Negli anni Sessanta inizia l’ondata di contestazioni e la crescita del terrorismo

Manifestazioni di piazza, attentati terroristici, stragi neofasciste. Una stagione che culmina nel rapimento di Aldo Moro

11Anni_di_piomboL’Italia negli anni Sessanta mantiene solido il sistema democratico e lo sviluppo economico, sociale e civile ma con squilibri e carenze. Il Sud non conosce adeguata modernizzazione, la mafia diventa una potenza sociale, l’alternanza tra partiti di governo e opposizione è ritenuta impossibile nel quadro della guerra fredda, ne viene corruzione e inefficienza. Settori extraparlamentari sconfinano nel terrorismo sia a destra sia a sinistra. Si succedono governi che durano poco per contrasti interni, il processo riformistico è significativo, ma si attua in modo disordinato.
La burocrazia è inadeguata ad una società industriale avanzata integrata in Europa. Matura la proposta di un governo di centro-sinistra, che si attua nel 1962. Anche la Chiesa si apre alle richieste sociali con papa Giovanni XXIII. La formula non piace alle destre e ai comunisti, ma porta al primo governo Moro con la partecipazione diretta del PSI: cade nel 1964 per opposizione della destra DC e del PSIUP e per segni di recessione.
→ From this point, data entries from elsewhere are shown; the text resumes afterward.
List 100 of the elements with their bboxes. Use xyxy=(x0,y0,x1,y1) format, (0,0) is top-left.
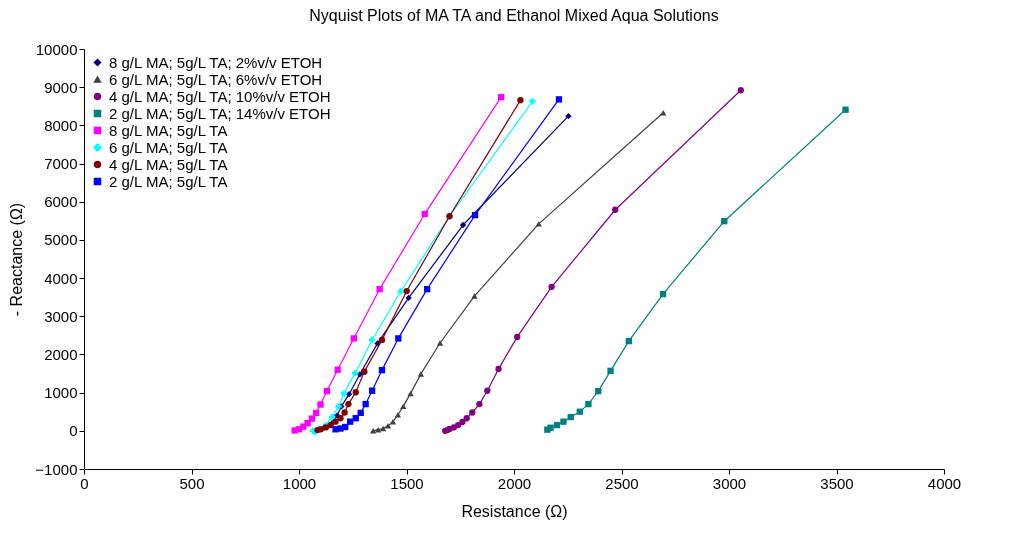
point xyxy=(405,294,412,302)
point xyxy=(423,286,431,293)
point xyxy=(576,408,583,415)
point xyxy=(407,390,414,397)
chart-title: Nyquist Plots of MA TA and Ethanol Mixed Aqua Solutions xyxy=(309,7,719,24)
point xyxy=(469,409,476,416)
point xyxy=(345,391,353,398)
point xyxy=(459,221,467,229)
point xyxy=(362,400,369,408)
legend-label: 8 g/L MA; 5g/L TA xyxy=(109,121,228,139)
y-tick-label: 0 xyxy=(69,422,78,440)
point xyxy=(471,211,479,219)
point xyxy=(567,413,574,421)
y-tick-label: 3000 xyxy=(44,307,78,325)
x-tick-label: 4000 xyxy=(927,474,962,492)
point xyxy=(347,418,354,425)
point xyxy=(417,371,425,377)
x-tick-label: 1500 xyxy=(390,474,424,492)
point xyxy=(514,333,521,341)
x-tick-label: 0 xyxy=(80,474,89,492)
point xyxy=(737,87,744,94)
point xyxy=(337,415,344,422)
x-tick-label: 1000 xyxy=(282,474,317,492)
point xyxy=(565,113,572,120)
point xyxy=(334,366,341,373)
point xyxy=(721,218,728,225)
legend-label: 2 g/L MA; 5g/L TA xyxy=(109,172,228,190)
point xyxy=(361,368,368,375)
y-tick-label: 9000 xyxy=(44,78,78,96)
point xyxy=(535,221,542,227)
x-tick-label: 2000 xyxy=(497,474,532,492)
legend-label: 8 g/L MA; 5g/L TA; 2%v/v ETOH xyxy=(109,53,323,71)
point xyxy=(471,293,478,299)
point xyxy=(374,340,381,347)
point xyxy=(612,206,619,213)
point xyxy=(376,286,383,293)
point xyxy=(463,415,470,422)
point xyxy=(317,401,324,408)
point xyxy=(352,389,359,396)
point xyxy=(341,409,348,416)
point xyxy=(607,367,614,375)
point xyxy=(555,96,563,103)
point xyxy=(560,418,567,425)
point xyxy=(421,210,428,218)
legend-label: 4 g/L MA; 5g/L TA; 10%v/v ETOH xyxy=(109,87,331,105)
y-tick-label: 7000 xyxy=(44,155,78,173)
point xyxy=(595,387,602,395)
point xyxy=(529,98,536,105)
legend-label: 2 g/L MA; 5g/L TA; 14%v/v ETOH xyxy=(109,104,331,122)
point xyxy=(384,423,392,429)
point xyxy=(484,387,491,394)
x-tick-label: 500 xyxy=(179,474,205,492)
point xyxy=(370,428,377,434)
point xyxy=(659,290,667,298)
point xyxy=(625,337,632,345)
point xyxy=(842,106,849,113)
point xyxy=(368,387,376,394)
point xyxy=(395,335,402,342)
point xyxy=(379,425,387,432)
y-axis-title: - Reactance (Ω) xyxy=(8,202,26,317)
y-tick-label: 8000 xyxy=(44,116,78,134)
y-tick-label: 1000 xyxy=(44,384,78,402)
y-tick-label: 10000 xyxy=(35,40,78,58)
y-tick-label: 5000 xyxy=(44,231,78,249)
point xyxy=(497,93,505,101)
x-tick-label: 3000 xyxy=(712,474,747,492)
point xyxy=(356,371,364,378)
x-tick-label: 3500 xyxy=(820,474,854,492)
point xyxy=(332,418,339,425)
y-tick-label: 4000 xyxy=(44,269,78,287)
point xyxy=(548,283,555,291)
x-axis-title: Resistance (Ω) xyxy=(461,502,568,520)
point xyxy=(308,415,316,422)
point xyxy=(459,418,466,426)
point xyxy=(378,336,386,344)
point xyxy=(350,335,357,342)
point xyxy=(304,420,311,427)
y-tick-label: −1000 xyxy=(35,460,78,478)
point xyxy=(313,409,320,417)
point xyxy=(340,390,348,397)
x-tick-label: 2500 xyxy=(605,474,639,492)
y-tick-label: 6000 xyxy=(44,193,78,211)
point xyxy=(345,400,352,408)
legend-label: 6 g/L MA; 5g/L TA; 6%v/v ETOH xyxy=(109,70,323,88)
point xyxy=(553,421,561,429)
point xyxy=(400,403,407,410)
point xyxy=(517,97,524,104)
point xyxy=(378,366,386,374)
point xyxy=(436,340,444,346)
point xyxy=(660,110,667,116)
legend-label: 6 g/L MA; 5g/L TA xyxy=(109,138,228,156)
point xyxy=(397,288,404,295)
point xyxy=(495,365,502,373)
point xyxy=(403,287,410,295)
legend-label: 4 g/L MA; 5g/L TA xyxy=(109,155,228,173)
point xyxy=(357,409,364,417)
point xyxy=(585,400,592,408)
point xyxy=(323,387,331,395)
y-tick-label: 2000 xyxy=(44,345,78,363)
point xyxy=(476,400,483,408)
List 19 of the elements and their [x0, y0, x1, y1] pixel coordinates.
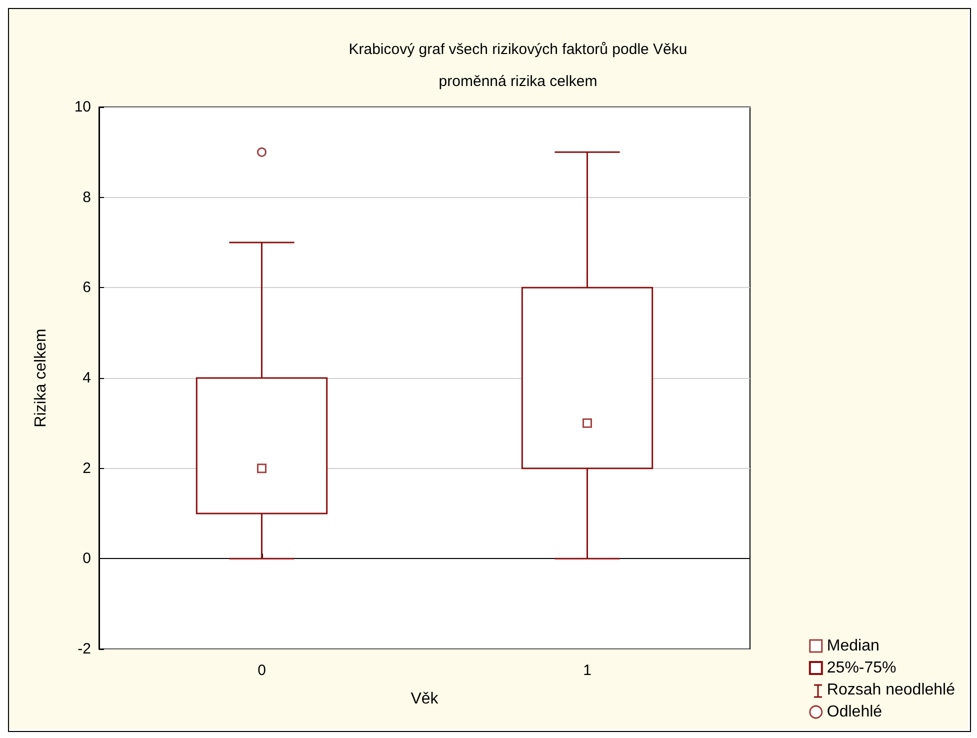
- legend-label: 25%-75%: [826, 660, 896, 676]
- y-axis-title: Rizika celkem: [32, 328, 50, 428]
- y-tick-label: 10: [74, 98, 91, 116]
- legend-label: Median: [826, 638, 880, 654]
- legend-label: Odlehlé: [826, 704, 882, 720]
- point: [582, 418, 592, 428]
- text: Rozsah neodlehlé: [826, 682, 956, 698]
- chart-subtitle: proměnná rizika celkem: [438, 73, 598, 90]
- chart-title: Krabicový graf všech rizikových faktorů podle Věku: [348, 41, 688, 58]
- y-tick-label: 2: [82, 460, 91, 477]
- y-tick-label: 8: [82, 188, 91, 206]
- x-axis-title: Věk: [410, 690, 440, 708]
- y-tick-label: 6: [82, 279, 91, 296]
- y-tick-label: 4: [82, 370, 91, 386]
- point: [257, 464, 266, 474]
- x-tick-label: 1: [583, 662, 592, 679]
- point: [257, 147, 266, 157]
- y-tick-label: 0: [82, 550, 91, 568]
- y-tick-label: -2: [78, 640, 91, 658]
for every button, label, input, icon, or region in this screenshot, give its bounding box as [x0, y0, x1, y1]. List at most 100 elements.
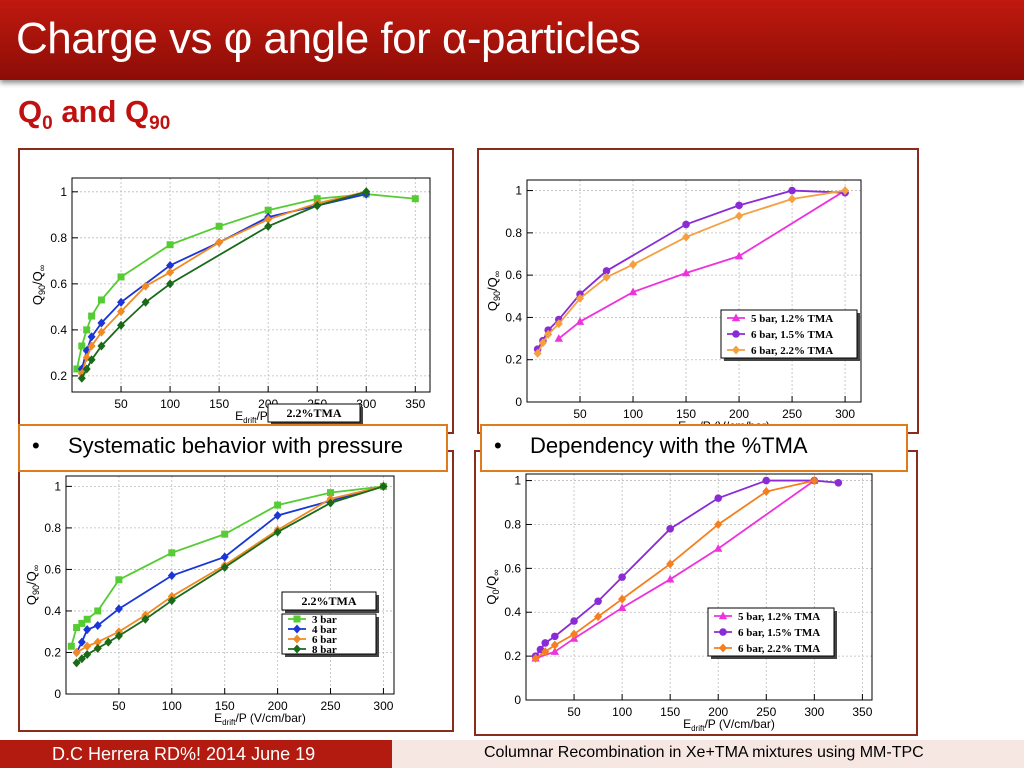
plot-frame [65, 475, 395, 695]
data-point [115, 576, 123, 584]
x-axis-label-main: E [235, 409, 243, 423]
data-point [93, 637, 102, 647]
data-point [554, 334, 564, 342]
y-axis-label-rest: /Q [24, 571, 39, 585]
data-point [550, 647, 560, 655]
y-tick-label: 0.2 [44, 645, 61, 659]
y-tick-label: 0.4 [50, 323, 67, 337]
data-point [114, 631, 123, 641]
data-point [762, 476, 771, 485]
x-tick-label: 100 [162, 699, 182, 713]
plot-frame [71, 177, 431, 393]
x-tick-label: 250 [321, 699, 341, 713]
y-tick-label: 0.2 [505, 353, 522, 367]
chart-svg: 50 100 150 200 250 300 350 0 0.2 0.4 0.6 0.8 1 Edrift… [484, 473, 873, 733]
y-tick-label: 0 [514, 693, 521, 707]
legend-label: 8 bar [312, 644, 337, 656]
data-point [618, 573, 626, 581]
footer-left-text: D.C Herrera RD%! 2014 June 19 [52, 744, 316, 764]
x-tick-label: 300 [373, 699, 393, 713]
data-point [326, 498, 335, 508]
y-tick-label: 1 [60, 185, 67, 199]
data-point [714, 544, 723, 552]
data-point [78, 342, 86, 350]
footer-right-text: Columnar Recombination in Xe+TMA mixture… [484, 744, 924, 761]
plot-frame [525, 473, 873, 701]
data-point [117, 320, 126, 330]
legend-label: 6 bar, 2.2% TMA [738, 643, 820, 655]
data-point [166, 241, 174, 249]
panel-bottom-left: 50 100 150 200 250 300 0 0.2 0.4 0.6 0.8 1 Edrift/P … [18, 450, 454, 732]
data-point [168, 549, 176, 557]
data-point [273, 510, 282, 520]
data-point [97, 296, 105, 304]
x-tick-label: 150 [660, 705, 680, 719]
data-point [714, 494, 723, 502]
data-point [77, 654, 86, 664]
data-point [570, 629, 579, 639]
panel-top-left: 501001502002503003500.20.40.60.81Edrift/… [18, 148, 454, 434]
x-axis-label-sub: drift [243, 416, 257, 425]
data-point [762, 487, 771, 497]
data-point [67, 642, 75, 650]
x-tick-label: 300 [835, 407, 855, 421]
legend-marker [718, 611, 728, 620]
x-tick-label: 150 [215, 699, 235, 713]
y-tick-label: 0.8 [504, 517, 521, 531]
data-point [87, 355, 96, 365]
y-tick-label: 0.8 [50, 231, 67, 245]
y-tick-label: 0 [515, 395, 522, 409]
y-axis-label-main: Q [30, 295, 45, 305]
data-point [264, 206, 272, 214]
series-line [76, 485, 384, 654]
data-point [602, 272, 611, 282]
data-point [97, 327, 106, 337]
data-point [714, 519, 723, 529]
panel-top-right: 5010015020025030000.20.40.60.81Edrift/P … [477, 148, 919, 434]
series-2 [72, 481, 388, 657]
chart-svg: 501001502002503003500.20.40.60.81Edrift/… [30, 177, 431, 432]
y-tick-label: 0.4 [504, 605, 521, 619]
chart-svg: 5010015020025030000.20.40.60.81Edrift/P … [485, 179, 862, 432]
x-axis-label-sub: drift [222, 718, 236, 727]
data-point [94, 607, 102, 615]
data-point [93, 643, 102, 653]
legend-marker [293, 624, 301, 634]
data-point [628, 287, 638, 296]
bullet-text: Dependency with the %TMA [530, 433, 808, 458]
data-point [594, 612, 603, 622]
x-axis-label-rest: /P (V/cm/bar) [704, 717, 774, 731]
data-point [313, 201, 322, 211]
y-tick-label: 0.8 [44, 521, 61, 535]
data-point [531, 653, 540, 663]
series-1 [73, 190, 419, 373]
data-point [166, 279, 175, 289]
y-axis-label-sub: 90 [492, 291, 502, 301]
chart-q0-pressure: 50 100 150 200 250 300 0 0.2 0.4 0.6 0.8 1 Edrift/P … [20, 452, 452, 730]
data-point [104, 637, 113, 647]
legend-marker [719, 643, 727, 653]
y-tick-label: 0.2 [504, 649, 521, 663]
y-tick-label: 1 [514, 474, 521, 488]
data-point [682, 220, 690, 229]
legend-marker [731, 313, 741, 322]
plot-frame [526, 179, 862, 403]
data-point [117, 297, 126, 307]
x-tick-label: 350 [852, 705, 872, 719]
data-point [735, 211, 744, 221]
legend: 5 bar, 1.2% TMA 6 bar, 1.5% TMA 6 bar, 2.2… [720, 309, 860, 361]
y-axis-label-sub: 0 [491, 590, 501, 595]
data-point [215, 222, 223, 230]
series-3 [77, 187, 371, 379]
data-point [810, 476, 819, 486]
footer-presentation-title: Columnar Recombination in Xe+TMA mixture… [392, 740, 1024, 768]
x-tick-label: 100 [160, 397, 180, 411]
legend-label: 4 bar [312, 624, 337, 636]
data-point [97, 318, 106, 328]
y-axis-label-sub: 90 [31, 585, 41, 595]
data-point [576, 293, 585, 303]
data-point [629, 260, 638, 270]
slide-title: Charge vs φ angle for α-particles [16, 14, 641, 63]
y-axis-label: Q90/Q∞ [30, 265, 47, 305]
Moro è presidente del Consiglio due volte tra il 1964 e il 1968. La svolta a sinistra, agevolata anche dal Memoriale di Yalta di Togliatti che teorizza un’evoluzione socialdemocratica, pur restando il legame con l’URSS, continua ad allarmare gli ambienti conservatori e cominciano azioni clandestine e illegali a scopo eversivo anche dentro le istituzioni.
De Lorenzo dei servizi segreti militari tenta nel 1964 un colpo di Stato. Le elezioni del 1968 registrano un calo di consenso ai partiti del centro-sinistra, il grande slancio produttivo si sta esaurendo come quello delle riforme dei compiti dello Stato indicata da Moro.
Su queste difficoltà fanno gioco destabilizzante estremisti fascisti e la sinistra extraparlamentare. Contestano gli studenti, poi gli operai dell’autunno caldo 1969. Le forze più conservatrici tramano per una svolta autoritaria (strategia della tensione); mettono le bombe il 12 dicembre 1969 nella banca dell’Agricoltura a Milano, i 17 morti segnano l’inizio degli ”anni di piombo”. Seguiranno la rivolta di Reggio Calabria, le bombe di Brescia, del treno Italicus e di Bologna con 82 vittime.
Contro lo Stato anche forze eversive di sinistra, sono nuclei armati per attuare confuse ideologie anticapitalistiche: preminenti le Brigate rosse con attentati, gambizzazioni, assassinio programmato, associate con i Nuclei armati proletari, Prima Linea, Lotta continua e altri.
La minaccia di scardinamento dello Stato determina una convergenza tra il PCI di Enrico Berlinguer e la parte DC guidata da Moro, convinto della necessità di un accordo politico di fondo coi comunisti, che buona parte della DC avversava: è il Compromesso storico.
Grave è la situazione economica con inflazione al 18%, corruzione pubblica dilagante, debolezza politica. Le elezioni del 1975 registrano flessione dei socialisti e il massimo successo dei comunisti.
Nasce un governo monocolore DC che si regge sulla “non sfiducia” soprattutto da parte del PCI, che collabora con responsabilità. Il profilarsi di una futura grande coalizione porta al rapimento di Moro, presidente DC, e alla morte di 5 poliziotti. “L’affaire Moro” ha matrice oscura: firmato BR, fa contenti i conservatori e gli estremisti ostili al nuovo corso politico caro allo statista. (m.l.s.)